Archive for the ‘Debian’ Category

New GNU/kFreeBSD build daemon

Tuesday, July 31st, 2007

We now have a second GNU/kFreeBSD build daemon building the kfreebsd-amd64 architecture. It has been kindly offered and is hosted in UK by The Positive Internet Company Ltd.

It adds redundancy to our buildd network, which is important given that the other kfreebsd-amd64 build daemon machine is on a simple ADSL line, and so less reliable than a machine in a datacenter.

For those who want to know more, here is the current status of the GNU/kFreeBSD buildd network:

  • callisto.debian.net (kfreebsd-amd64)
    2 x Opteron 1.4GHZ, 1GB RAM
    Hosted by The Positive Internet Company
  • shockley.aurel32.net (kfreebsd-amd64)
    Sempron 2600+, 1GB RAM
    Hosted by Aurelien Jarno (ADSL)
  • hagrid.debian.net (kfreebsd-i386)
    PIII 800 MHz, 512MB RAM
    Hosted by ETH Zürich
  • maxwell.aurel32.net (kfreebsd-i386)
    Sempron 2600+, 1GB RAM
    Hosted by Aurelien Jarno (ADSL)

My goal is to eventually get rid of all build daemons that I am hosting at home on my ADSL line, though that is less critical now.

94.4%

Sunday, February 25th, 2007

Christian, this is the percentage of your blog entries concerning translation ratios in the last two weeks.

I am sure you can do better ;-)

New ARM autobuilders

Sunday, December 17th, 2006

I am really upset by the way the ARM build daemons are managed. The packages are not uploaded regularly, with sometimes three days between two uploads. Well it should not be a problem, if packages that have failed to build due to some packages not uploaded fast enough (see for example python-gnome, or rkward) were requeued, but that’s actually not the case. Also last week, the build daemon named “cats” stopped to upload packages, despite it continued to build them. 11 days later, nothing has changed even after a mail to arm@buildd.debian.org. And I do not speak about build daemons building nothing.

All of that resulted in ARM being the slowest architecture to build packages. It looks like the ARM build daemon maintainer does not know the excellent page made by Jeroen.

As arm@buildd.debian.org is everything but responsive (well if you can assign a level of responsiveness to /dev/null), I have decided to act. I have installed QEMU on an 8-way Opteron machine, and created 8 emulated ARM machines, which 256MB of RAM and 10GB of disk for each, all running buildd + sbuild. Altogether those 8 emulated ARM machines should be faster than all the Debian ARM build daemons. I have setup a wanna-build database on my server. During the day it has built around 100 packages.

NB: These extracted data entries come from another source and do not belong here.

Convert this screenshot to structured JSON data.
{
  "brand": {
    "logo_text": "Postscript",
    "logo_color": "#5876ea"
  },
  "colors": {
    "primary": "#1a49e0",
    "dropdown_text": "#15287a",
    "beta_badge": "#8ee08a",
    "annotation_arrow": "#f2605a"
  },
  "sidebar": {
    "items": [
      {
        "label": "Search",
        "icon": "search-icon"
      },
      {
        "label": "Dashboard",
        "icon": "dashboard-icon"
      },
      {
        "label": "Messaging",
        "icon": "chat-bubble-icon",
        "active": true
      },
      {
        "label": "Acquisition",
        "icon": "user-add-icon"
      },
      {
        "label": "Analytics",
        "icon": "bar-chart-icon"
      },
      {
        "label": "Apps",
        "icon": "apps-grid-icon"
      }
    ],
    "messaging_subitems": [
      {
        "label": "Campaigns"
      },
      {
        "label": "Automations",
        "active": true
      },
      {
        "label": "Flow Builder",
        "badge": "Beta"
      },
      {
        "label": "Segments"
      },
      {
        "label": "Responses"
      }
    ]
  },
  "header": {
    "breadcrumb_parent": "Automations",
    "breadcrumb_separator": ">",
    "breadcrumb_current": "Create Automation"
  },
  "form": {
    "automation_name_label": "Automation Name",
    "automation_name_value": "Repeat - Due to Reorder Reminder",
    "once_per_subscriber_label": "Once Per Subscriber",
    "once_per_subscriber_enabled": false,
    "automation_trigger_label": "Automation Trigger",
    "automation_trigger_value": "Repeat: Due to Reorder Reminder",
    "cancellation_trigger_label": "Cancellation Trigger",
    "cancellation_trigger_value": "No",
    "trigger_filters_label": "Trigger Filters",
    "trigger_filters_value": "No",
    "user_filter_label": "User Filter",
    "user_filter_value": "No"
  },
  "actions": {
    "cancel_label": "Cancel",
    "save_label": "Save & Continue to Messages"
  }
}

Yes I agree that real machines would be better, but I don’t have a stack of fast ARM machines at home. Anyway when you see random segfaults on the build daemons, or strange failures (that happen for weeks) on the build daemon named “netwinder“, you may think to that again.

Unfortunately the machine I use for that is only available for a few months, and I will have to stop the emulated machine then. I just hope that the situation with respect to the build daemons will improve, so that I can stop them even before.

NEW queue almost empty

Sunday, November 19th, 2006

The NEW queue is almost empty with 7 packages only. Thanks a lot Joerg.

Cheap MIPS/MIPSEL development machine

Monday, November 13th, 2006

In addition to the ARM platform, it is now possible to emulate a MIPS (big endian) or MIPSEL (little endian) machine running Debian under QEMU. It could be used as a cheap MIPS/MIPSEL development machine to test your packages, provided that you have a not to slow i386, AMD64 or PowerPC computer.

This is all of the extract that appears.